~Foxy POV~

I'm really worried about my friend, bonnie. He never looks me in the eye anymore and when he does he looks in the other direction. I wonder whats going on in that mind of his. He's hiding something from me, I do know that. Thinking back to two weeks ago, I couldn't help but blush was masturbating to me? When he shouted my name, it was in pleasure. I gasped was that what he was keeping from me his feelings for me? I hope so because I've loved bonnie since we were kids but when I caught a glimpse of his eyes it held regret but for what? I stopped my pondering as I heard bonnie call me over

"Hey foxy!"

I blushed still having naughty thoughts about bonnie but I still smiled at him

"Hey bonnie ready to change?"

"Yep!"

He seems energetic today, I'm glad

We began changing clothes but I couldn't help but glance at bonnie. My being was filled with anger at the bruises that littered my friends lithe body. He must have sensed my eyes looking at him because he turned to me frightfully

"Foxy what's wrong? Why are you staring at me like that?"

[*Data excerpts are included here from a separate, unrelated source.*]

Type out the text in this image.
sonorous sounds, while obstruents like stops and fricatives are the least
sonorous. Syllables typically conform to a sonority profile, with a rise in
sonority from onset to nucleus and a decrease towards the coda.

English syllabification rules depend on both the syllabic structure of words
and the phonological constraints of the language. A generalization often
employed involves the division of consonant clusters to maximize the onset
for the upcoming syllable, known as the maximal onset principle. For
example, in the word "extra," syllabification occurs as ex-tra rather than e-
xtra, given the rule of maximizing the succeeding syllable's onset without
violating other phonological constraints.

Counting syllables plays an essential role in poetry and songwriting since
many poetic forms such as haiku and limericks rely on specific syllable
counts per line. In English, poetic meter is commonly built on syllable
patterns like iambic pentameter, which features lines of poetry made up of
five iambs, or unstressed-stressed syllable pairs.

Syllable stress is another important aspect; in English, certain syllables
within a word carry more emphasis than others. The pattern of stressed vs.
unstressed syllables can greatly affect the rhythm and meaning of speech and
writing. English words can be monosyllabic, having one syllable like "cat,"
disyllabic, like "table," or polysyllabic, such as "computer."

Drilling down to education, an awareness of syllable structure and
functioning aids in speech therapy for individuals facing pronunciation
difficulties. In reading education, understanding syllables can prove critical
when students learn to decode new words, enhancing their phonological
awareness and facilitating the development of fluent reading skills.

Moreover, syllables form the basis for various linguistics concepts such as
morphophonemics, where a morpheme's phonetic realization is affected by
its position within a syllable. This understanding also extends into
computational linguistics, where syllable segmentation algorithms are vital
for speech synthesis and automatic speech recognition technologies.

I glomped on him and demanded to know who did this to him

"Who put all these bruises on you?! "Is someone hurting you?!" I'll kick their ass bonnie!" I was outraged, these were lovebites and last time I checked bonnie had no lover

He didn't say anything and didn't even look at me, what the hell bonnie!?

"Bonnie answer me!" I desperately tried to reach him why wasn't he telling me anything I thought we were two halves of a whole! What's happening to us bonnie?!

He looked at me with regret-filled eyes and tears threatening to fall, I was taken back by this but still held myself together.

I cautiously hugged him and whispered our promise to him

"Bonnie...please tell me remember I've always told you I'd be here for you"

To my dismay, he covered his eyes with his hair and pushed himself away from me and backed away...why bonnie?! Why are you doing this to me?!

"Foxy I'm so sorry...but I can't tell you...please...leave me alone...I cant...I'm sorry. He choked out to me

I tried grabbing for him again but he dashed away before I could reach him

"BONNIE!" I screamed for him to come back but he didn't even look back at me

I sat down on the bench and bonnie plagued my thoughts, what was he keeping from me? What?! Why did he have so much regret and pain in his eyes?! What was going on?! I thought back at everything that happened for the past two weeks.

Was everything a facade for bonnie that o couldn't see? Was he masking his emotions so I would not worry? I'll get to the bottom of this sooner or later I'll know what's wrong! I thought once again at his choice of words earlier...he told me to leave him alone...I laughed lowly

How could I ever leave the person I love alone?